Critics of the communicative approach accuse CLT proponents of being dogmatic, dismissing other language learning models as useless. Recently, however, CLT teachers have been more willing to take an eclectic approach. In spite of its critics, CLT has gained widespread acceptance in the world of language study because it is fun. CLT can succeed, as long as teachers don’t completely jettison the need for the structure provided by grammar.

If you want to incorporate CLT into your language learning program, strive for moderation and don’t neglect the merits of other methods. CLT, in the hands of a balanced teacher, can bring new life and joy to the classroom. Its vitality makes it an important contributor to the lexicon of language learning approaches.

Language Learning - CALP (Cognitive Academic Language Proficiency) Learning Approach

Friday, June 26th, 2009

CALP -Cognitive Academic Language Proficiency hereinafter referred to as CALP

With the CALP approach, students have to be able to master the language.

This type of language acquisition and learning is more formal learning than the basic and informal BICS (Basic Interpersonal Communication Skills hereinafter referred to as BICS). Teachers will describe students in terms of CALP and BICS  depending on their language adeptness.

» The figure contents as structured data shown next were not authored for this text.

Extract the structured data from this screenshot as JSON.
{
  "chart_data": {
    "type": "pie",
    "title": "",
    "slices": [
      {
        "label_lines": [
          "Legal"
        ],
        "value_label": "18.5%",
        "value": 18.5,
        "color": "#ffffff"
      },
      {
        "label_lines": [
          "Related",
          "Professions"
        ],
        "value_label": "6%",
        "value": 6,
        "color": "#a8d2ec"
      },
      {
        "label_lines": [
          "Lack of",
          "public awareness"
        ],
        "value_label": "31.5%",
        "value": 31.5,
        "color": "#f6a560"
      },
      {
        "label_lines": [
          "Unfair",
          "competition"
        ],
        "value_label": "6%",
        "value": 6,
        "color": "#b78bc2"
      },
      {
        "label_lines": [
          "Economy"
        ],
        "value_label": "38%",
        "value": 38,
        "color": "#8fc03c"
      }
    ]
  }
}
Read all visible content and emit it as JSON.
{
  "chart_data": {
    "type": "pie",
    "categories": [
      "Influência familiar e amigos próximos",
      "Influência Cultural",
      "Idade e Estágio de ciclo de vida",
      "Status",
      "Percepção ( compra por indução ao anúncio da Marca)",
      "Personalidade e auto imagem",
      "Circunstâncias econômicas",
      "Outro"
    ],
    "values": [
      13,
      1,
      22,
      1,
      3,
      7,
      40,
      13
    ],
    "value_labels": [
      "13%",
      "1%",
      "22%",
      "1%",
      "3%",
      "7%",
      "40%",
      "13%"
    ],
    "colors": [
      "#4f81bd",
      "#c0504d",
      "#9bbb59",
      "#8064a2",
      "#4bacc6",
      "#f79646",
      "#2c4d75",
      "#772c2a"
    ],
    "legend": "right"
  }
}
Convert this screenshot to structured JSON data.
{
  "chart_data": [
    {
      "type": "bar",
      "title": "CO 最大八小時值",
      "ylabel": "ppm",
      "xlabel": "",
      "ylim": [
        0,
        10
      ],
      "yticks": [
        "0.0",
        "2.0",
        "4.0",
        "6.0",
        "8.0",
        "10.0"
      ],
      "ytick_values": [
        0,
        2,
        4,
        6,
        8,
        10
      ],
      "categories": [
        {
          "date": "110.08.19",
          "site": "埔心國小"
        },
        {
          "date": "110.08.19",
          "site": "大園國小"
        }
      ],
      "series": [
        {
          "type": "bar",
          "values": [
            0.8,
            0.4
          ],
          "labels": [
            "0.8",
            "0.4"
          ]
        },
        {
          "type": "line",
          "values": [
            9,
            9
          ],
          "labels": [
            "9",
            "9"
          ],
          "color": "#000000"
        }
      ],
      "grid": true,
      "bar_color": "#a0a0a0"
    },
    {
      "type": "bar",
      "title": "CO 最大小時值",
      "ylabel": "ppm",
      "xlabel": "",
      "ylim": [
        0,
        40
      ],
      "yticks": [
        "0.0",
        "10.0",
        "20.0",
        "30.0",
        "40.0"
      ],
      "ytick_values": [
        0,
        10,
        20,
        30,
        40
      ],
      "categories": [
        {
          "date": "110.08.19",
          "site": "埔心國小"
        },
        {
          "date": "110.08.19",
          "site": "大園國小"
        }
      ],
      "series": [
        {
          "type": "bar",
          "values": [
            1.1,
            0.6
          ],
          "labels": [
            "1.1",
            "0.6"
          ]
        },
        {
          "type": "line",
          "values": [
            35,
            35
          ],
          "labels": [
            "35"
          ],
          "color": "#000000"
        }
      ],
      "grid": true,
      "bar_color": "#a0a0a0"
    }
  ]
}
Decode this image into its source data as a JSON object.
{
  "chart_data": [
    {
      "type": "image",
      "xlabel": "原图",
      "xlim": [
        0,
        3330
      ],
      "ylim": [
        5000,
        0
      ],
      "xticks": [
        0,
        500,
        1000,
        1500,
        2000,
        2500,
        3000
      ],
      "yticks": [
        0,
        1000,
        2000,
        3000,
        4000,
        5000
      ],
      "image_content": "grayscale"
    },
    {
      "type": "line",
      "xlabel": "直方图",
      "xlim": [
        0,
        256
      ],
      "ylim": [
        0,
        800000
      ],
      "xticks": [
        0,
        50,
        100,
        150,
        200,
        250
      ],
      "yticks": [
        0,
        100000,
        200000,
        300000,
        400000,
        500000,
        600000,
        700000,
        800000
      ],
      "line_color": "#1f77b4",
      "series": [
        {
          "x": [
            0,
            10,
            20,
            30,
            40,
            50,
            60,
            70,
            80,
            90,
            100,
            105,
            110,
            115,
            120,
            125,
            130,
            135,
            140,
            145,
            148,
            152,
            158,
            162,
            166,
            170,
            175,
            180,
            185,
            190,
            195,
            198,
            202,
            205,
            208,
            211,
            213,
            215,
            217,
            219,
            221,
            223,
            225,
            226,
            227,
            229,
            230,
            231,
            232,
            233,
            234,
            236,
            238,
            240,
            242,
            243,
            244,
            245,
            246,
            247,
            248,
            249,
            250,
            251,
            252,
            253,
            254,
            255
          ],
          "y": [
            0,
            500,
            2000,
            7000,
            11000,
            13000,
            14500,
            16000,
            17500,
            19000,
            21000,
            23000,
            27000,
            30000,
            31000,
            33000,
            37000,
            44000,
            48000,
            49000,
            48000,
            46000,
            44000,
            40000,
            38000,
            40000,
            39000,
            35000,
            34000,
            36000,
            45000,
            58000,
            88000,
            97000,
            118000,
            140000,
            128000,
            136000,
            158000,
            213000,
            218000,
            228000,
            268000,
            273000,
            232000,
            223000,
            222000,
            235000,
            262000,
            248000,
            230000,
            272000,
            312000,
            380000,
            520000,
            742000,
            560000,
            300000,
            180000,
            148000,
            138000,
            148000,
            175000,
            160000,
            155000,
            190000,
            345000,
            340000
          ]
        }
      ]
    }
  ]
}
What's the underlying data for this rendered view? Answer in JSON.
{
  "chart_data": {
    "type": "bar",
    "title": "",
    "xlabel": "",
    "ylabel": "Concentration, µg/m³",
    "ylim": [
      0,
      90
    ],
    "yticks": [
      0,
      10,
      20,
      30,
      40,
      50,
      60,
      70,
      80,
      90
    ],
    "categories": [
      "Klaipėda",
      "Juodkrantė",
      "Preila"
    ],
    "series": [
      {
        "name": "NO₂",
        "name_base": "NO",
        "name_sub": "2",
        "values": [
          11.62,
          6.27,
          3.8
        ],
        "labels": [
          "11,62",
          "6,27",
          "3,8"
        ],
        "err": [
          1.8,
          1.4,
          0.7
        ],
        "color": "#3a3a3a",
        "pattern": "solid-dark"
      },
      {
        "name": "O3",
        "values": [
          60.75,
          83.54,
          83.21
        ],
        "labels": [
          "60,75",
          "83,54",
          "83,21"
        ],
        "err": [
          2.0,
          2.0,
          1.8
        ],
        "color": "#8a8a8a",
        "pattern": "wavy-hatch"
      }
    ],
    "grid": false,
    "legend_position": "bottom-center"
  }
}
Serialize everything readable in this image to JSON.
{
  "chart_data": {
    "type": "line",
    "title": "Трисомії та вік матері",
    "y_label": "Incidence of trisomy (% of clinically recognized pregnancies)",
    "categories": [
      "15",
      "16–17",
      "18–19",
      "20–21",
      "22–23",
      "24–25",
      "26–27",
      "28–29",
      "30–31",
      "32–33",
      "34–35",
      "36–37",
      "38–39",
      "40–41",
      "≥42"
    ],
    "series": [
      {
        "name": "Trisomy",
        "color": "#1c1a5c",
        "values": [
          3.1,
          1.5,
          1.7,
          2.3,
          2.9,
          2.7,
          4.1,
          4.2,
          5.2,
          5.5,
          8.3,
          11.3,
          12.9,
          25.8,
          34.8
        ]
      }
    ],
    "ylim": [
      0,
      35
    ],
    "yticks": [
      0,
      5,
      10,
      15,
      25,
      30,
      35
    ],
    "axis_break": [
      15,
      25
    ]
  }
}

Students that develop more in BICS, which is more conversational fluency, may not be strong in CALP because it is more academic in nature and requires more cognitive skills.

For a child to master CALP, they have to be able to learn how to listen, speak, read and write their second language.

CALP is an essential part of academic learning and students need this to be successful in school. It requires learning over time to gain proficiency in specific academic studies that are prerequisites of passing a grade.

The learning curve

It takes between five to seven years to learn CALP and can take up to even ten years if the child does not have teacher and parent support or previous schooling in the development of the language they are trying to learn in. Catching up with their peers in a classroom setting might be more difficult than socializing using BICS.

CALP is more than just being familiar with the content of the vocabulary. It does need certain skills that include classification, comparison, evaluation and making inference.
The difference between BICS and CALP is that BICS is contextualized in specific social situations while CALP is more context reduction. A textbook is used to teach the student and this kind of academic language is necessary for CALP. As the student increases in age the tasks for academic context becomes more reduced.

The more context reduced the academic language becomes, the more demand there will be for cognitive learning. This is why college work is much harder than middle school or high school because new concepts, language and ideas are presented to student simultaneously.

Jim Cummins, who created the Basic Interpersonal Communication Skills approach to language, thinks that in the event of comparing two languages, there is a familiar basic proficiency known as CUP. This means that the same skills and concepts that children learn in their native language will be carried over to the second language.


Teachers that use CALP know that it is far more advanced than BICS. They also know that BICS is easily adaptable and students that have knowledge of Basic Interpersonal Communication Skills are not necessarily good at Cognitive Academic Language Proficiency.